Les belligérants continuent de s'accuser mutuellement de violer la trêve. L'armée a même dénoncé des tirs des FSR sur un avion militaire turc venu évacuer des ressortissants. Ankara a confirmé, précisant qu'il n'y avait aucun blessé, selon l'agence étatique Anadolu.

Plusieurs milliers de personnes ont déjà fuit le pays

Le général Burhane a dénoncé sur la télévision al-Hurra l'entrée dans les combats de «mercenaires du Tchad, de Centrafrique et du Niger». «Cette guerre détruit le Soudan», a déclaré de son côté le général Daglo dans une interview à la BBC, qualifiant son rival de «traître».

Sur le front diplomatique, les deux généraux ont déclaré avoir eu des échanges avec les Etats-Unis, l'Arabie saoudite, les Emirats arabes unis, l'Ethiopie ou le Soudan du Sud. Juba s'inquiète des «débordements déjà visibles» du conflit, notamment avec l'afflux de «réfugiés» dans les pays voisins.

Plusieurs dizaines de milliers de personnes ont déjà traversé les frontières, notamment du Tchad à l'ouest et de l'Egypte au nord. Au total, 270'000 personnes pourraient fuir au Tchad et au Soudan du Sud, selon l'ONU. Un représentant du général Burhane est attendu samedi au Caire pour rencontrer le chef de la diplomatie égyptienne, Sameh Choukry.
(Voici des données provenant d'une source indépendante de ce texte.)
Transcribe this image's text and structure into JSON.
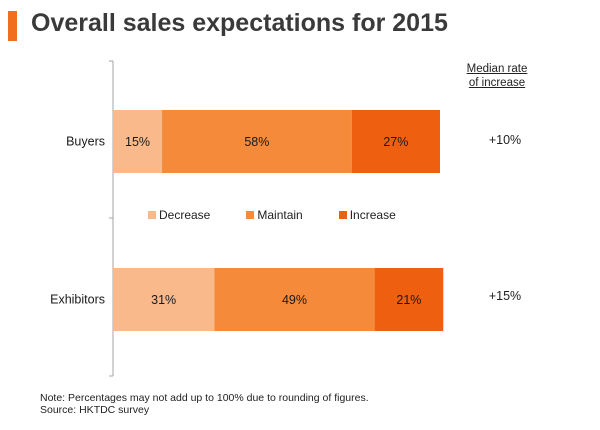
{
  "title": "Overall sales expectations for 2015",
  "accent_color": "#f06e1e",
  "median": {
    "header_line1": "Median rate",
    "header_line2": "of increase",
    "values": [
      "+10%",
      "+15%"
    ]
  },
  "chart_data": {
    "type": "bar",
    "orientation": "horizontal",
    "stacked": true,
    "categories": [
      "Buyers",
      "Exhibitors"
    ],
    "series": [
      {
        "name": "Decrease",
        "color": "#f9b98a",
        "values": [
          15,
          31
        ],
        "labels": [
          "15%",
          "31%"
        ]
      },
      {
        "name": "Maintain",
        "color": "#f48a3a",
        "values": [
          58,
          49
        ],
        "labels": [
          "58%",
          "49%"
        ]
      },
      {
        "name": "Increase",
        "color": "#ee6010",
        "values": [
          27,
          21
        ],
        "labels": [
          "27%",
          "21%"
        ]
      }
    ],
    "xlim": [
      0,
      100
    ],
    "grid": false,
    "legend_position": "center"
  },
  "footnote": {
    "note": "Note: Percentages may not add up to 100% due to rounding of figures.",
    "source": "Source: HKTDC survey"
  }
}
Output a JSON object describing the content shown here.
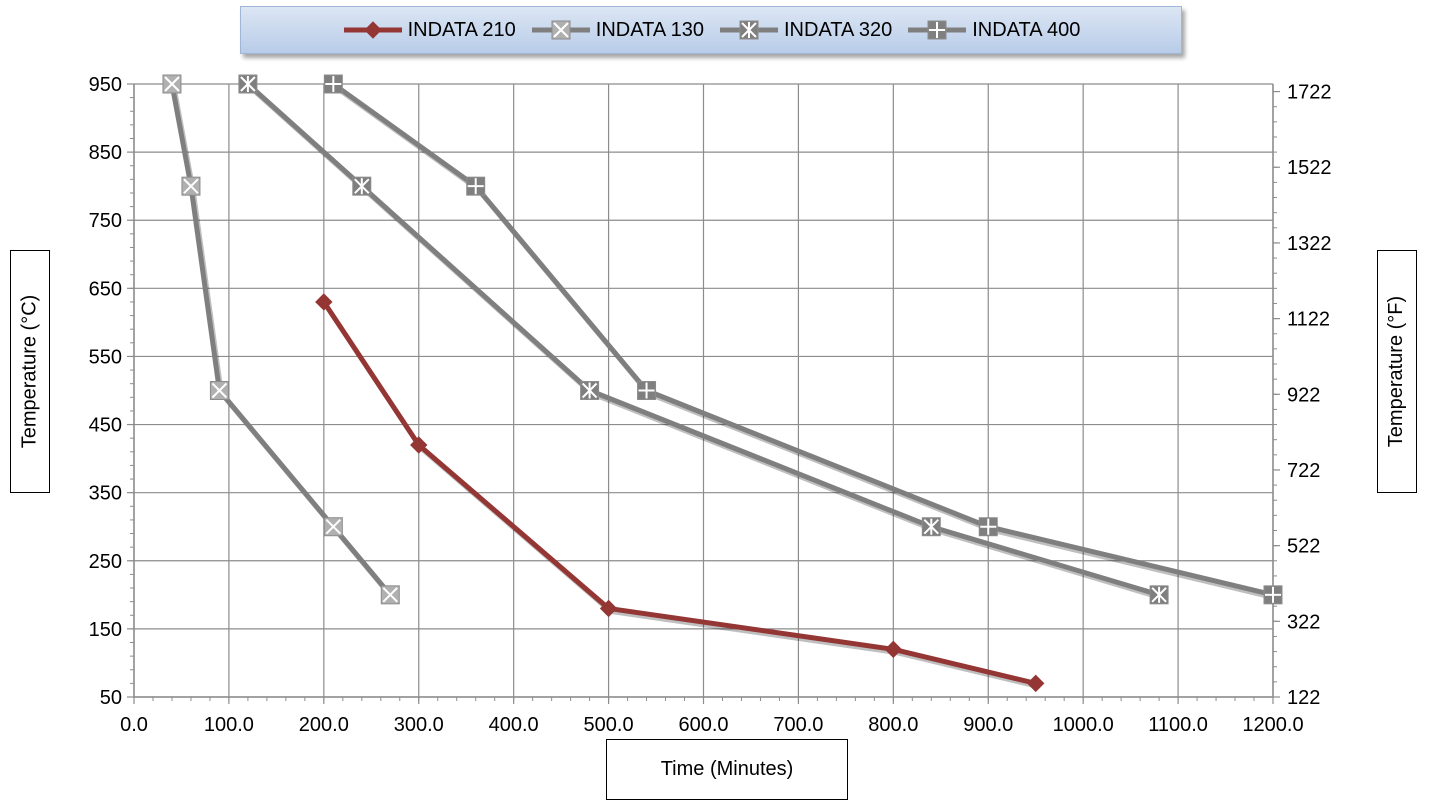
{
  "chart_data": {
    "type": "line",
    "xlabel": "Time (Minutes)",
    "ylabel": "Temperature (°C)",
    "y2label": "Temperature (°F)",
    "xlim": [
      0,
      1200
    ],
    "ylim": [
      50,
      950
    ],
    "x_ticks": [
      "0.0",
      "100.0",
      "200.0",
      "300.0",
      "400.0",
      "500.0",
      "600.0",
      "700.0",
      "800.0",
      "900.0",
      "1000.0",
      "1100.0",
      "1200.0"
    ],
    "y_ticks": [
      "50",
      "150",
      "250",
      "350",
      "450",
      "550",
      "650",
      "750",
      "850",
      "950"
    ],
    "y2_ticks": [
      "122",
      "322",
      "522",
      "722",
      "922",
      "1122",
      "1322",
      "1522",
      "1722"
    ],
    "grid": true,
    "legend_position": "top-center",
    "series": [
      {
        "name": "INDATA 210",
        "color": "#943634",
        "marker": "diamond",
        "x": [
          200,
          300,
          500,
          800,
          950
        ],
        "y": [
          630,
          420,
          180,
          120,
          70
        ]
      },
      {
        "name": "INDATA 130",
        "color": "#7f7f7f",
        "marker": "x-box",
        "x": [
          40,
          60,
          90,
          210,
          270
        ],
        "y": [
          950,
          800,
          500,
          300,
          200
        ]
      },
      {
        "name": "INDATA 320",
        "color": "#7f7f7f",
        "marker": "star-box",
        "x": [
          120,
          240,
          480,
          840,
          1080
        ],
        "y": [
          950,
          800,
          500,
          300,
          200
        ]
      },
      {
        "name": "INDATA 400",
        "color": "#7f7f7f",
        "marker": "plus-box",
        "x": [
          210,
          360,
          540,
          900,
          1200
        ],
        "y": [
          950,
          800,
          500,
          300,
          200
        ]
      }
    ]
  }
}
Un putsch en 2021 qui a mal tourné

Douchant les espoirs d'une transition démocratique, les deux généraux avaient évincé ensemble les civils du pouvoir lors d'un putsch en 2021. Depuis, ils ne sont pas parvenus à s'accorder sur l'intégration des paramilitaires dans l'armée avant de finalement entrer en guerre le 15 avril.

A Khartoum, les cinq millions d'habitants sont privés d'eau courante et d'électricité ainsi que, souvent, d'internet et de téléphone. L'essence et l'argent liquide commencent aussi à manquer. Plusieurs pays occidentaux, notamment les Etats-Unis, la France, le Canada et le Royaume-Uni, ont continué à évacuer des centaines de personnes. La Chine a annoncé avoir évacué la plupart de ses ressortissants.

Le Tchad poursuit aussi le rapatriement de ses ressortissants pris au piège des combats: 130 d'entre eux, dont des enfants et des personnes âgées, ont atterri dans la nuit à Ndjamena depuis Port-Soudan. Un nouveau navire saoudien est arrivé vendredi à Jeddah (ouest), portant à 2991 le nombre de personnes évacuées par Ryad, qui a accueilli l'essentiel des étrangers ayant quitté le Soudan par la mer.